In situ atomic scale investigation of Li7La3Zr2O12-based Li+-conducting solid electrolyte during calcination growth

Abstract

The development of solid-state electrolytes (SSEs) is crucial for realizing next-generation high-energy-density and high-safety lithium-ion batteries (LIBs). The chemical composition design and synthesis route are known to be the determining factors for SSE properties. One of the most promising SSEs for LIB applications is garnet-type Li+-conducting oxide synthesized via a solid-state reaction. This study performs an in situ TEM investigation of Li6.25Ga0.25La3Zr2O12 (Ga-LLZO) growth during a high-temperature calcination process.

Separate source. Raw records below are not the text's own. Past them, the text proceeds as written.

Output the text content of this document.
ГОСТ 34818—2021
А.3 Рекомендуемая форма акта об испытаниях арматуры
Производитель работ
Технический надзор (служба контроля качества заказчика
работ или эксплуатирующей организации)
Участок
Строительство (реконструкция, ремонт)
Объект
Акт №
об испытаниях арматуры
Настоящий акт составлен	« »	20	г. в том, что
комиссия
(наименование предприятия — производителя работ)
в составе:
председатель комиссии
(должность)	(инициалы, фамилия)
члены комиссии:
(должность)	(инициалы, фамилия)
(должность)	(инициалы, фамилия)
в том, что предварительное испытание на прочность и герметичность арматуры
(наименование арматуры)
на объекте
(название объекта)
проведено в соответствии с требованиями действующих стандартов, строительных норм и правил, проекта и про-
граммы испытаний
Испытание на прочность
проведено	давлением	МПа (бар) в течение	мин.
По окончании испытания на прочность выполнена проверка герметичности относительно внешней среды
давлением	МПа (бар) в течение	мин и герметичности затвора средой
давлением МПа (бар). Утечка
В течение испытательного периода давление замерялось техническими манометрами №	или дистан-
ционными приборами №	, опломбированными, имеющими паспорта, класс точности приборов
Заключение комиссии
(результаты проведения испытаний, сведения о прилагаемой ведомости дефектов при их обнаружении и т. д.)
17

At 750 degrees C, an intermediate phase, La2Zr2O7 (LZO), is formed through epitaxial growth along the crystallographic orientations of ((1) over bar 11)(LZO)//((1) over bar 11) ZrO2 and [211](LZO)//[101]ZrO2. The incorporation of Li and Ga into LZO is found to occur at 900.C. The LZO transforms into Ga-LLZO via a layer-by-layer diffusion process that takes place along the [01 (1) over bar] direction. The Ga doping can stabilize the cubic structure of Ga-LLZO at a temperature of 900 degrees C (while a temperature of >1100 degrees C is needed to obtain cubic LLZO) and eliminate the formation of the unwanted tetragonal phase. This dynamic microstructure evolution of Ga-LLZO is examined at an atomic scale for the first time. This study opens up a new route to better characterize and understand SSE materials, providing opportunities for further tailoring SSE properties.